Layers of Liquid
Density measures how heavy something is for its size. Liquids of different densities can not be mixed and will separate with the heavier densities at the bottom and the lighter densities at the top. The different objects float at different levels in the liquid depending on their densities.
Pour each of the liquids into the 4 separate beakers.
Directions: Place the cylinder on light box.
1. Pour the corn syrup into the cylinder.
2. Pour the oil careful down the side of the cylinder so it doesn't mix.
3. Pour the water the same way, but watch as it settles between the oil and corn syrup.
4. Pour the rubbing alcohol in last.
5. Add various objects such as a small bolt, pasta, and cork.
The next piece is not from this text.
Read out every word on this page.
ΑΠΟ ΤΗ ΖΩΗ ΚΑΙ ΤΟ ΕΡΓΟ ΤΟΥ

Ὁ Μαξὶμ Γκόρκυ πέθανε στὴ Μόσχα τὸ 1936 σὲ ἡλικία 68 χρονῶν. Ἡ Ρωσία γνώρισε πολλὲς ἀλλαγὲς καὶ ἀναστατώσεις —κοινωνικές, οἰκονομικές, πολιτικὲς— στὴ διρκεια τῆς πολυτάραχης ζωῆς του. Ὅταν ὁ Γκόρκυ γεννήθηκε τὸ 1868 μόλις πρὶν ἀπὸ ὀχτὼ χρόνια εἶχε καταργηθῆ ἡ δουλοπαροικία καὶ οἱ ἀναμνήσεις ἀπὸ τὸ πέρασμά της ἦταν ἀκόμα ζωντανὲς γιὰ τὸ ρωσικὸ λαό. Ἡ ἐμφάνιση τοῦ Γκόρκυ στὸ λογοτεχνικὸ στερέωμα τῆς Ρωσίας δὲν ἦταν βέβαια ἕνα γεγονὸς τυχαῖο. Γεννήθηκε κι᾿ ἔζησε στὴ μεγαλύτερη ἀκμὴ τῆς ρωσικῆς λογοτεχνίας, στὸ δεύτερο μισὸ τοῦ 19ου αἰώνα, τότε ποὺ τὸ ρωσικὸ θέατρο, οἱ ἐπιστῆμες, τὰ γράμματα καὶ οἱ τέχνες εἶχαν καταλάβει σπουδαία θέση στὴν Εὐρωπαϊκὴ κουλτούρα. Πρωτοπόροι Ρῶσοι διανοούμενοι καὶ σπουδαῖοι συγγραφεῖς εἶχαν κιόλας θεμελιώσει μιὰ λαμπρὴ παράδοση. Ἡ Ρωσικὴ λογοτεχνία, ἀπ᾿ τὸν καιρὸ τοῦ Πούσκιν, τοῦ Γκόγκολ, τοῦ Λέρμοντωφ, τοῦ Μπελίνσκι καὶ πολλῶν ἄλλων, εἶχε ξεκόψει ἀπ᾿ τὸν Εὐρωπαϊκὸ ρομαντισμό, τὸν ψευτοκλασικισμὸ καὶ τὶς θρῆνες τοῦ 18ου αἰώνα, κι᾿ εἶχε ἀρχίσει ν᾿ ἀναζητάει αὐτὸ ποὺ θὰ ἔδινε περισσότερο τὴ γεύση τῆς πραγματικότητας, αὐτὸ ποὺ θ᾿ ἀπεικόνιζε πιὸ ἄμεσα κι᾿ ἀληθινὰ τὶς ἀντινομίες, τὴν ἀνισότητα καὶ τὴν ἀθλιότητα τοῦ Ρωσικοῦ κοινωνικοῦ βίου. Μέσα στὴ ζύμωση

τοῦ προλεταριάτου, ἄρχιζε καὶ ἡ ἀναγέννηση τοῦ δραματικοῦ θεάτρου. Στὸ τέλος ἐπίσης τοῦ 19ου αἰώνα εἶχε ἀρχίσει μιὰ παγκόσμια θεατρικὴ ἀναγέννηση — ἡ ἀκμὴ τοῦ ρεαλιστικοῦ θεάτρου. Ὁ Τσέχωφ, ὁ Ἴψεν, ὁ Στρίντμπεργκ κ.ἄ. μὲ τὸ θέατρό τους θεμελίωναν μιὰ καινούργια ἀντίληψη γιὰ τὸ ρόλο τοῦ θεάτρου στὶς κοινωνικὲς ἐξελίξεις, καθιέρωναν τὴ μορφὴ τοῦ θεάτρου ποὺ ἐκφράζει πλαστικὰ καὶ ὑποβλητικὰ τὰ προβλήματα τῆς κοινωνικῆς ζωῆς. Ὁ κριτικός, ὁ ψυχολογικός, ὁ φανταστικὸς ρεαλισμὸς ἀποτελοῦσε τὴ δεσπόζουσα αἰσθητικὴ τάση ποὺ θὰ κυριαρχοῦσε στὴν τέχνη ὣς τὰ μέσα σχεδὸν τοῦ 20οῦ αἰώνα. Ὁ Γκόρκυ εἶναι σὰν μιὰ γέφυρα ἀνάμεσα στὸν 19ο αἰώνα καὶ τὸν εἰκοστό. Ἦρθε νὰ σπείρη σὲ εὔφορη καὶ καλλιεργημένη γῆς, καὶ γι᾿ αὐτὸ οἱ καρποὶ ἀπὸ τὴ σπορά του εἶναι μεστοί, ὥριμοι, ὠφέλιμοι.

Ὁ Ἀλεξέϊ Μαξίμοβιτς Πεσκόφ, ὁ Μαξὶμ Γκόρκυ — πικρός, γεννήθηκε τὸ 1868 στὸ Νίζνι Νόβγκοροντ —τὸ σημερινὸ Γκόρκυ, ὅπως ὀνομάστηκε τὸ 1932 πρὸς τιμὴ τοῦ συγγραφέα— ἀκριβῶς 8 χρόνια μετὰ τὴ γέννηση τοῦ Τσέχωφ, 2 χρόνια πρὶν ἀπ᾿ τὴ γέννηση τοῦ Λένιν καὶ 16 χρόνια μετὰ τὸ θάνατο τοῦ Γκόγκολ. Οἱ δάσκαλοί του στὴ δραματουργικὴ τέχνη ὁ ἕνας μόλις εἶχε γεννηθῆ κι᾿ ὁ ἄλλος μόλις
One of my favorite things to watch at Easter is mixing all the dyed egg colorings together to see what color they become when mixed. But not all liquids can mix together, like these common household liquids.
These liquids do not mix because they have different densities. Density = mass/volume.
The liquids that are more dense are also heavier (per constant volume) and are at the bottom and the liquids that are the least dense will stay on top. Because of the different densities the liquids separate into layers. Corn syrup is the heaviest and therefore is at the bottom. Water is lighter than corn syrup, but heavier than oil and alcohol. The interesting thing that we saw was that even though the oil was added second, the water was heavier than the oil and pushed the oil up to the top. The alcohol is the lightest and stays on top.
The items that are dropped in will settle on the first layer that has a heavier density than itself and under a solution that is lighter than it is. A bolt has a higher density than all the liquids, so it settles at the bottom. The pasta has a higher density than alcohol, oil, or water but lower than corn syrup, so it floats on the corn syrup. A cork is less dense than all of the liquids, so it floats on the surface of the alcohol.
Safety Precautions: None - all household items
Waste Disposal: Dispose of all liquids down the drain.